# [SOLVED] Oblivion - Screen goes black when in sneak mode.



## uw4nka (Sep 15, 2007)

Since I changed my graphics card to a GeForce 8800 GTS, I've been having a minor issue with Oblivion - but it can be irritating.

Basically when I'm in sneak mode, it seems when I am looking in a certain direction, the screen just blanks out. If I move the mouse up or down, it'll come back out of it, it's just at certain seemingly random points.

A quick Google search revealed a few other people with the same problem, a couple of those using 8800s.

Also, the HUD still remains.. I can move about okay, still see the crosshair and everything. Just all the textures vanish.

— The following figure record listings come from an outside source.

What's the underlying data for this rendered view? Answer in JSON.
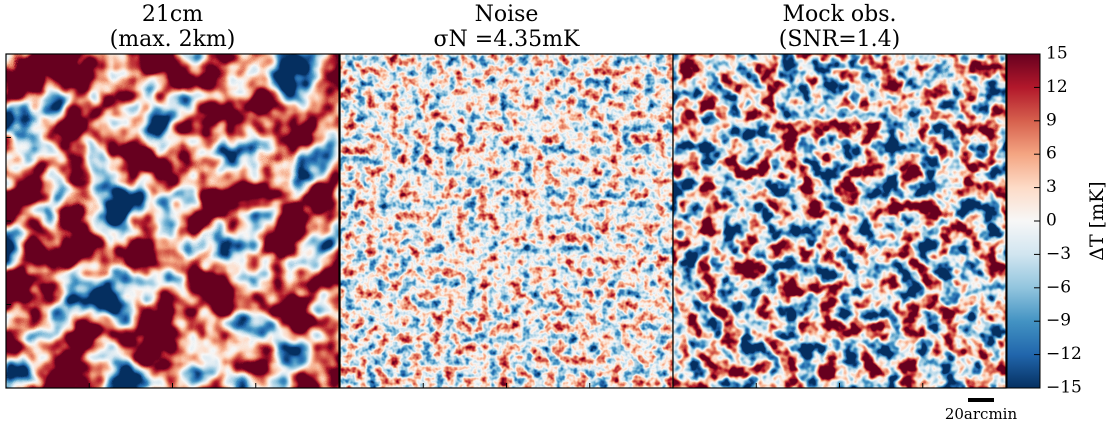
{
  "chart_data": {
    "type": "image",
    "panels": [
      {
        "title": "21cm",
        "subtitle": "(max. 2km)"
      },
      {
        "title": "Noise",
        "subtitle": "σN =4.35mK"
      },
      {
        "title": "Mock obs.",
        "subtitle": "(SNR=1.4)"
      }
    ],
    "colorbar": {
      "label": "ΔT [mK]",
      "lim": [
        -15,
        15
      ],
      "ticks": [
        {
          "value": -15,
          "label": "−15"
        },
        {
          "value": -12,
          "label": "−12"
        },
        {
          "value": -9,
          "label": "−9"
        },
        {
          "value": -6,
          "label": "−6"
        },
        {
          "value": -3,
          "label": "−3"
        },
        0,
        3,
        6,
        9,
        12,
        15
      ],
      "colors": [
        "#053061",
        "#2166ac",
        "#4393c3",
        "#92c5de",
        "#d1e5f0",
        "#f7f7f7",
        "#fddbc7",
        "#f4a582",
        "#d6604d",
        "#b2182b",
        "#67001f"
      ]
    },
    "scale_bar": "20arcmin"
  }
}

This is not an issue with Vista - I was having the same problem on XP, right after I upgraded to this card. I have updated my drivers several times since I got it as well. I am also running the latest version of the game.

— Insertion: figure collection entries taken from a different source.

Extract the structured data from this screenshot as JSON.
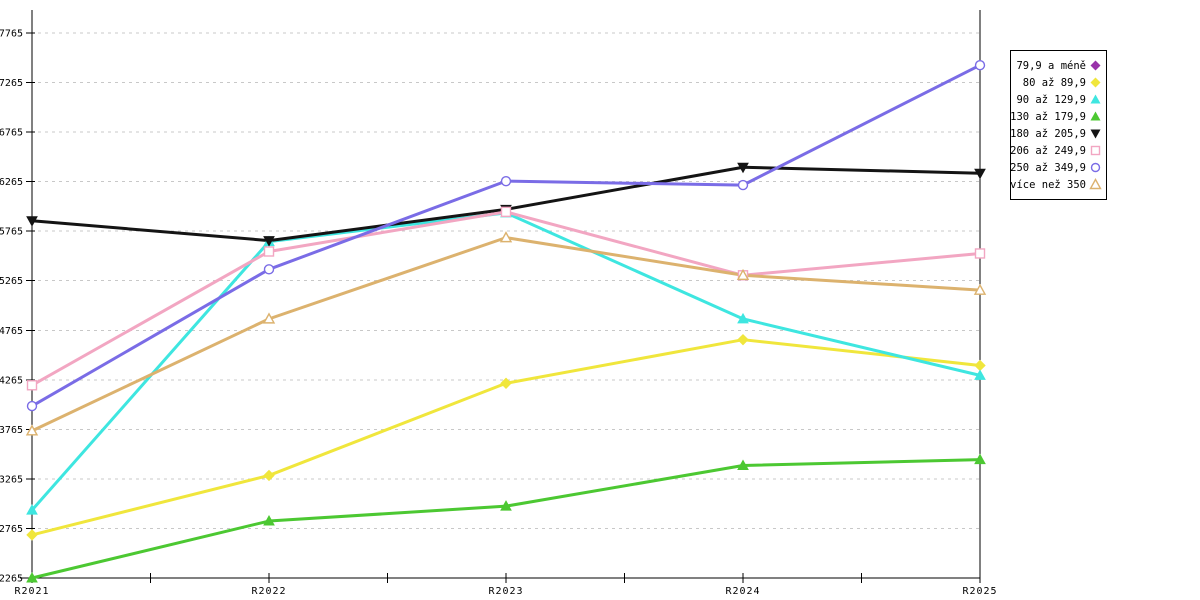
{
  "chart_data": {
    "type": "line",
    "categories": [
      "R2021",
      "R2022",
      "R2023",
      "R2024",
      "R2025"
    ],
    "series": [
      {
        "name": "79,9 a méně",
        "color": "#9933aa",
        "marker": "diamond-filled",
        "values": []
      },
      {
        "name": "80 až 89,9",
        "color": "#f0e63c",
        "marker": "diamond-filled",
        "values": [
          2700,
          3300,
          4230,
          4670,
          4410
        ]
      },
      {
        "name": "90 až 129,9",
        "color": "#3ee6e0",
        "marker": "triangle-up-filled",
        "values": [
          2950,
          5660,
          5950,
          4880,
          4310
        ]
      },
      {
        "name": "130 až 179,9",
        "color": "#4cc832",
        "marker": "triangle-up-filled",
        "values": [
          2265,
          2840,
          2990,
          3400,
          3460
        ]
      },
      {
        "name": "180 až 205,9",
        "color": "#141414",
        "marker": "triangle-down-filled",
        "values": [
          5870,
          5670,
          5985,
          6410,
          6350
        ]
      },
      {
        "name": "206 až 249,9",
        "color": "#f2a6c2",
        "marker": "square-open",
        "values": [
          4210,
          5560,
          5960,
          5320,
          5540
        ]
      },
      {
        "name": "250 až 349,9",
        "color": "#7a6ce6",
        "marker": "circle-open",
        "values": [
          4000,
          5380,
          6270,
          6230,
          7440
        ]
      },
      {
        "name": "více než 350",
        "color": "#dcb26e",
        "marker": "triangle-up-open",
        "values": [
          3750,
          4880,
          5700,
          5320,
          5170
        ]
      }
    ],
    "ylim": [
      2265,
      7765
    ],
    "yticks": [
      2265,
      2765,
      3265,
      3765,
      4265,
      4765,
      5265,
      5765,
      6265,
      6765,
      7265,
      7765
    ],
    "grid": true,
    "gridline_color": "#c8c8c8",
    "axis_color": "#000000",
    "legend_position": "right",
    "title": "",
    "xlabel": "",
    "ylabel": ""
  }
}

I was wondering if anyone else was aware of this issue or a way to resolve it?
Thanks


----------



## pharoah (Aug 28, 2006)

*Re: Oblivion - Screen goes black when in sneak mode.*

seems several have had this problem.most have fixed it by reinstalling the game.first though go into my documents,my games,oblivion,and delete the oblivion configuration settings file.next time you start oblivion it will redetect your hardware.you will have to set your video settings back to the way you had them.if that dont help a reinstall of the game may be needed.


----------



## pharoah (Aug 28, 2006)

*Re: Oblivion - Screen goes black when in sneak mode.*

here is a possible fix for this.

http://planetelderscrolls.gamespy.com/View.php?view=OblivionMods.Detail&id=2859


----------



## uw4nka (Sep 15, 2007)

*Re: Oblivion - Screen goes black when in sneak mode.*

Awesome, that mod did the trick. Thanks for that. =]
I tried reinstalling the game already. =P
Hell, I reinstalled my OS and it still did it.


----------



## pharoah (Aug 28, 2006)

*Re: Oblivion - Screen goes black when in sneak mode.*

cool glad that fixed ya up:wave:


----------